8. Der Grundsatz Eigenarbeit geht vor Fremdarbeit bleibt erhalten. Outsourcing an Billiganbieter ohne Tarifbindung und ohne Betriebsrat ist abzulehnen.
9. Qualifizierungs,- und Umschulungsmaßnahmen sind aufzulegen und ebenso sozialverträglich zu gestalten. Eine Regelung wie bei Kurzarbeit (90% Entgeltabsicherung) sind über den Qualifizierungszeitraum zu bezahlen.
10. Alle Stahl-Standorte im Saarland bleiben erhalten. Es erfolgt eine Weiterentwicklung in neue Produkte und neue gewinnbringende Märkte.
11. Es wird weiter in Aus- und Weiterbildung umfangreich investiert.
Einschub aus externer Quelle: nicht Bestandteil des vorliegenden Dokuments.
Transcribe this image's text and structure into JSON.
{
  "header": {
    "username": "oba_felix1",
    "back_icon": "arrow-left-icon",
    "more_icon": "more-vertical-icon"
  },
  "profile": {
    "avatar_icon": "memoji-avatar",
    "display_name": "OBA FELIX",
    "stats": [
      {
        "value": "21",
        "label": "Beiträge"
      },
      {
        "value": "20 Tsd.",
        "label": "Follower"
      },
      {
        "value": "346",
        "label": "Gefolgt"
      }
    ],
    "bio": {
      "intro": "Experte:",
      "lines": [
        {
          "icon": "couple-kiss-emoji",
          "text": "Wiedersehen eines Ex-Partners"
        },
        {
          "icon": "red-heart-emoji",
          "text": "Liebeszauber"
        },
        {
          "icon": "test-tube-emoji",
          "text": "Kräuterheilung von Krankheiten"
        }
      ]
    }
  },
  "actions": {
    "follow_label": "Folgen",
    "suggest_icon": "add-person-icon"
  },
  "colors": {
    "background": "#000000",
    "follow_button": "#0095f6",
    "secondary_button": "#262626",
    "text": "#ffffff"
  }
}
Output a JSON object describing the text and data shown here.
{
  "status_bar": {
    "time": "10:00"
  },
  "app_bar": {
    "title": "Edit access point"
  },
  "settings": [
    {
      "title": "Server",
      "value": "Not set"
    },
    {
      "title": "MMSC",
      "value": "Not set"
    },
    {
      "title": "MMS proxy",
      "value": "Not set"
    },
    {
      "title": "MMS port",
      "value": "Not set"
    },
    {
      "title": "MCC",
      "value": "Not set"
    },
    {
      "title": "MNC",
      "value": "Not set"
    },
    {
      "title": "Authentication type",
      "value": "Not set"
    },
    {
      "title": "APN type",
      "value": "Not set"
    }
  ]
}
12. Der Vorstandvorsitzende Tim Hartmann und der gesamte Vorstand der saarländischen Stahlindustrie hat alle Maßnahmen eng mit der Mitbestimmung zu verhandeln und abzustimmen. Alleingänge darf es nicht geben. Transformation geht nur mit und nie gegen die Belegschaft.
13. Die Montanstiftung und die Montanmitbestimmung innerhalb der saarländischen Stahlindustrie sind zu festigen und auszubauen. Dies gilt insbesondere auch für die Konzernspitzen.
14. Arbeitgeber, Arbeitnehmervertreter und Belegschaft setzen sich weiter gemeinsam dafür ein, dass innerhalb der Bundesrepublik Deutschland und der europäischen Union eine Industriepolitik betrieben wird, die Industriearbeitsplätze erhält und zugleich Umweltpolitik aktiv fördert und vorantreibt.